2. Le piège du télétravail. Percevoir un salaire étranger sans le rapatrier ne vous exonère pas automatiquement en France : l'administration française scrute la localisation physique réelle de l'activité. Sans substance économique démontrable, le risque de requalification est réel.

3. L'immobilier patrimonial reste taxé en France. Garder un bien en France, c'est conserver l'IFI et l'imposition des revenus locatifs français, même devenu résident fiscal mauricien.

4. La fin progressive des anciens schémas. Les programmes immobiliers accessibles aux étrangers (PDS, Smart City, R+2) évoluent : les anciens dispositifs IRS sont de moins en moins promus au profit du PDS ; depuis le Finance Act 2025, le droit d'enregistrement pour non-citoyens sous certains schémas passe de 5 % à 10 %, et une règle impose de régler 85 % du prix en roupies (source : Finance Act 2025 / EDB).

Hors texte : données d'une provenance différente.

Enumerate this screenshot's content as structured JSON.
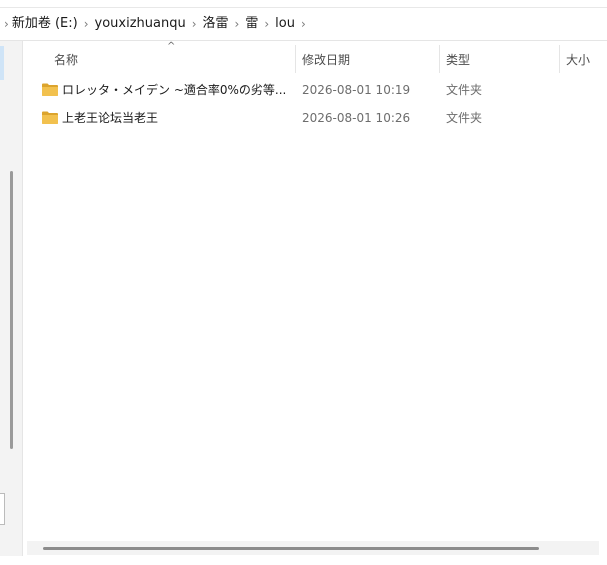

5. Le séjour minimum à venir pour les retraités. Le projet de 180 jours annuels obligatoires pourrait recomposer les stratégies des pré-retraités.

En clair : l'expatriation à l'île Maurice reste fiscalement attractive, mais la planification doit s'appuyer sur le droit en vigueur en 2026, pas sur des argumentaires datés.

Conclusion

La fiscalité île Maurice expatrié combine de réels atouts — barème progressif plafonné à 20 %, absence de taxe sur les plus-values, pas d'impôt sur la fortune, pas de droits de succession en ligne directe — et une convention fiscale France-Maurice qui sécurise contre la double imposition. Mais le paysage a changé en profondeur en 2025-2026 : barème refondu, contributions additionnelles, durcissement des conditions de substance et de séjour.

Avant tout départ, vérifiez votre résidence fiscale, la nature de chacun de vos revenus et l'application concrète de la convention à votre situation, idéalement avec un conseil spécialisé. Le rêve mauricien reste accessible — à condition de l'aborder avec des informations à jour.

FAQ

L'île Maurice est-elle un paradis fiscal ? Non : Maurice respecte les standards OCDE et figure parmi les juridictions coopératives. C'est une fiscalité avantageuse encadrée, pas une zone de non-droit.

Quel impôt sur le revenu pour un expatrié résident ? Le barème progressif 0 % / 10 % / 20 %, selon les tranches de revenu annuel imposable, depuis juillet 2025.

Ma pension française sera-t-elle taxée à Maurice ? Une pension privée est imposable uniquement à Maurice (article 18 de la convention) si vous y êtes résident fiscal ; une pension publique reste imposable en France.